Мёртвая зона
Шрифт:
Он отложил пачку.
– Мне очень жаль.
– Не получилось?
– Нет.
В дверь настойчиво постучали, и показалось смущенное лицо Роско Фишера.
– Джордж, мы с Фрэнком идем по домам. Похоже, я немного задремал.
– Главное, чтобы с тобой такого не случилось в патрульной машине. И передай от меня привет жене.
– Обязательно.
Посмотрев на Джонни, Фишер закрыл дверь.
– Что ж, – сказал Баннерман, – попробовать стоило – чем черт не шутит. Я отвезу вас обратно…
– Я хочу осмотреть парк.
– Не
– Но вы можете найти это место?
– Конечно! Только зачем?
– Не знаю. Давайте съездим.
– За нами наверняка увяжутся журналисты, Джонни. Как пить дать!
– А как насчет задней двери?
– Она есть, но служит и пожарной перемычкой. Войти с улицы можно, а если через нее выйти из здания, включится сигнализация.
Джонни огорченно присвистнул:
– Тогда пусть увязываются.
С сомнением посмотрев на него, Баннерман кивнул:
– Хорошо!
8
Едва они вышли в вестибюль, как газетчики, вскочив с мест, окружили их. Они напомнили Джонни свору собак в Дареме, которых одна чудаковатая старуха держала в своей ветхой лачуге. Стоило пройти мимо них с удочкой, как они мчались, рыча и лая, окружали, но даже не кусались, а только прихватывали за ноги и пугали до смерти.
– Вы знаете, кто это сделал, Джонни?
– Выяснили хоть что-нибудь?
– Как насчет «озарений», мистер Смит?
– Пригласить ясновидящего – это ваша идея, шериф?
– Шериф Баннерман, а полиция штата и прокуратура в курсе ваших действий?
– Вы можете раскрыть дело, Джонни?
– Шериф, вы оформили его своим помощником?
Баннерман прокладывал себе путь, на ходу застегивая куртку.

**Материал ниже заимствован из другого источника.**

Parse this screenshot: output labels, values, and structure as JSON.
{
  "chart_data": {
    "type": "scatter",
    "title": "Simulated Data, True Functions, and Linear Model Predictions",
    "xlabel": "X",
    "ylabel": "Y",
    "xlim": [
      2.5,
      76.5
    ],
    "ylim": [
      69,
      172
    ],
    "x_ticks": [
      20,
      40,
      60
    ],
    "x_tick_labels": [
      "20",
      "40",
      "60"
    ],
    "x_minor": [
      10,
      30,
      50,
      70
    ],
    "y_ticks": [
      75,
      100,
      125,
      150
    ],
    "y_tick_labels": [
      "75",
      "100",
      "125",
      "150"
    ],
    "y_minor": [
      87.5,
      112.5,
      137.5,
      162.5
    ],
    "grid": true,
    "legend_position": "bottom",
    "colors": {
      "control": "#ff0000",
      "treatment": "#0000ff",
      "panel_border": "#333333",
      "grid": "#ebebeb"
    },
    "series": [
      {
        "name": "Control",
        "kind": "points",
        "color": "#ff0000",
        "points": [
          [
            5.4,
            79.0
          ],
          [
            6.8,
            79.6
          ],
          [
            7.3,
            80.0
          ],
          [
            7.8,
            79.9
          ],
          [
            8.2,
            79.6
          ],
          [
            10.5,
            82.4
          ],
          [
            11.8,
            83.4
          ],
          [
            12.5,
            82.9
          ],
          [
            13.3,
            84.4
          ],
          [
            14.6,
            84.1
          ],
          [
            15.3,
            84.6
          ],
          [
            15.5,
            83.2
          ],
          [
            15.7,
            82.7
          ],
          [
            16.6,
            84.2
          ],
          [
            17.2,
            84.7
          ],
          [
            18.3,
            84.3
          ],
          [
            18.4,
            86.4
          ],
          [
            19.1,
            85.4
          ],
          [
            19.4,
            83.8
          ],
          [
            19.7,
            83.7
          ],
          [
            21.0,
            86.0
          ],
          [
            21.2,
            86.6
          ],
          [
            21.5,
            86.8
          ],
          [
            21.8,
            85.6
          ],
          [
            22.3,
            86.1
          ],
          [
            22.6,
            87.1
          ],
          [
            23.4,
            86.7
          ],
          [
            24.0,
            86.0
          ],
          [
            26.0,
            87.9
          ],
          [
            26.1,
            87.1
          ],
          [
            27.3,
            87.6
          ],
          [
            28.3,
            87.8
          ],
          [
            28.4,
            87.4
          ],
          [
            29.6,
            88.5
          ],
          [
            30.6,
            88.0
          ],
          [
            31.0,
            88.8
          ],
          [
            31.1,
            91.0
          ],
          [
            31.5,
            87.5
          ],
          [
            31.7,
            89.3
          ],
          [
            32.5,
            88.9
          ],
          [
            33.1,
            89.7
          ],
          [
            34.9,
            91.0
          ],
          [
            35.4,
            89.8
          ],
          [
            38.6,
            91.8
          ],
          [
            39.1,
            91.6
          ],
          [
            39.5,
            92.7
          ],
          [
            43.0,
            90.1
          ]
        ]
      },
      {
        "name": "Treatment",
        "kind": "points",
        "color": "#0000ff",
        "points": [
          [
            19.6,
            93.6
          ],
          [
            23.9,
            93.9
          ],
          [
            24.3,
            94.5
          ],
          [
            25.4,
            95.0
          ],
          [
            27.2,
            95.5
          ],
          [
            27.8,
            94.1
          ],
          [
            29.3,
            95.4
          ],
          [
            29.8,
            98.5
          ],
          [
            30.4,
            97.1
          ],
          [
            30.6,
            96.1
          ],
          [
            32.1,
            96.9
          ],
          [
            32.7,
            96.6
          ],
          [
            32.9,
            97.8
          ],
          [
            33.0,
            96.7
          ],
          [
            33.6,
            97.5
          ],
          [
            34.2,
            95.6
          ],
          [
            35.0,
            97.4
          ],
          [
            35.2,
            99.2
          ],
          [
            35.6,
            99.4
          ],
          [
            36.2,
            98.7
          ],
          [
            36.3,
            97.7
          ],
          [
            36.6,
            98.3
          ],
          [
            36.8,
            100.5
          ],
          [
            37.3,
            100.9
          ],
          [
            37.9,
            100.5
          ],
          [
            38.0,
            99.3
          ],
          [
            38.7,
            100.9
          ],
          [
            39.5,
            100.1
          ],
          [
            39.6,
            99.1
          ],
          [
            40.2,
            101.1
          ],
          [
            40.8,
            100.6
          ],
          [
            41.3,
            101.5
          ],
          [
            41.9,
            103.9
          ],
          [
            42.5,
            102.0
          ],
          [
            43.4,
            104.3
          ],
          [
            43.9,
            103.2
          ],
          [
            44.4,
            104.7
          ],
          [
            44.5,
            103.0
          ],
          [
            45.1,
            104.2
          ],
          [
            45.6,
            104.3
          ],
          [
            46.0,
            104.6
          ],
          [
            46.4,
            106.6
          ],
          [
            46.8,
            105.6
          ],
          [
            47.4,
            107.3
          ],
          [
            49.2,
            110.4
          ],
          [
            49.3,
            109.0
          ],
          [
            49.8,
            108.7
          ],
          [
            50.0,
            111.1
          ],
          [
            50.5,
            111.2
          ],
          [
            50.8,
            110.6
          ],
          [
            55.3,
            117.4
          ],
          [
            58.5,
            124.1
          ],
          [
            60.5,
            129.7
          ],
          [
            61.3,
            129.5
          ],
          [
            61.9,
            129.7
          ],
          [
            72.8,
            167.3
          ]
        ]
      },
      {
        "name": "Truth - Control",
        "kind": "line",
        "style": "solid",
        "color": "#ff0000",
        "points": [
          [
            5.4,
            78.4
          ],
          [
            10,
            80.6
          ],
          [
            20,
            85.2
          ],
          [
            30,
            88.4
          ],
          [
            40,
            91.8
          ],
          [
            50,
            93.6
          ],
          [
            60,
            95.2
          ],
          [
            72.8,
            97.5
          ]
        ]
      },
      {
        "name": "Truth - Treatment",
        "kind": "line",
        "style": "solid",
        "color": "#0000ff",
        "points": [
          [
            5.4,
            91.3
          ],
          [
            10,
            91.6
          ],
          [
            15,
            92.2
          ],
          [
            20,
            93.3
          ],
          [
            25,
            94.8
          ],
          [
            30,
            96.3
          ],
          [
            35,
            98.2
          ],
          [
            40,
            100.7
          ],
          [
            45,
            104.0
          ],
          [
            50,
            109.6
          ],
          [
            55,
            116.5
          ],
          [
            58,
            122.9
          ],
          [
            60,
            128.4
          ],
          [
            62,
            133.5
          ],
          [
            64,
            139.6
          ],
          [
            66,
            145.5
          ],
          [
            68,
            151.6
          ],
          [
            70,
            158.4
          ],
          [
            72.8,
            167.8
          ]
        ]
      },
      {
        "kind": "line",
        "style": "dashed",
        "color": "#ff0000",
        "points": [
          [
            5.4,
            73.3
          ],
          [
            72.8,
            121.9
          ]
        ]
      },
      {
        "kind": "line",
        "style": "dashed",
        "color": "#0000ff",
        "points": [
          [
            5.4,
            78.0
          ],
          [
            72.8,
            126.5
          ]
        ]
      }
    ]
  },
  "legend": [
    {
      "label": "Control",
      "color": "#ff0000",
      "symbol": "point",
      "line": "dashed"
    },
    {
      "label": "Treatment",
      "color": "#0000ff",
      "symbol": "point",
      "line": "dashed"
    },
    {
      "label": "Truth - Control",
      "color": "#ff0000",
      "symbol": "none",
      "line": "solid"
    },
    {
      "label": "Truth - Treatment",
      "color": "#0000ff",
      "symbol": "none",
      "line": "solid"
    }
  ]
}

– Без комментариев, без комментариев.
Джонни не проронил ни слова.
Журналисты столпились у выхода, глядя, как Джонни и Баннерман спустились по заснеженным ступенькам и направились не к машине, а через дорогу. Догадавшись, что они идут в сторону парка, несколько человек бросились назад за куртками, а те, кто уже был одет, скатились гурьбой по лестнице, галдя, как школьники.
9
В снежной мгле плясали лучи фонарей. Порывистый ветер непрерывно менял направление и швырял снежные комья то в спину, то в лицо.
– В такую погоду все равно ни черта не видно! – сказал Баннерман. – Вы… какого черта?!
Его чуть не сбил с ног репортер в мешковатом пальто и нелепой шерстяной вязаной шапочке.
– Извините, шериф, – сконфуженно произнес он. – Очень скользко. А галоши забыл.
Впереди показалась натянутая желтая нейлоновая веревка, огораживавшая участок парка. На ней на ветру раскачивалась табличка «Полицейское расследование».
– И голову тоже! – проворчал Баннерман. – Нет, а ну-ка все назад! Я сказал – назад!
– Парк – это общественная собственность, шериф! – крикнул один из репортеров.
– Верно, но сейчас здесь ведется полицейское
Баннерман лучом фонаря показал журналистам, где натянута веревка, и приподнял ее, помогая Джонни пройти. Они направились по склону к заваленным снегом скамейкам. За ограждением столпились репортеры и светили своими фонарями, стараясь не упустить их из виду.
– Ни черта не видно! – повторил Баннерман.
– Тут все равно смотреть не на что, – отозвался Джонни. – Или все-таки есть?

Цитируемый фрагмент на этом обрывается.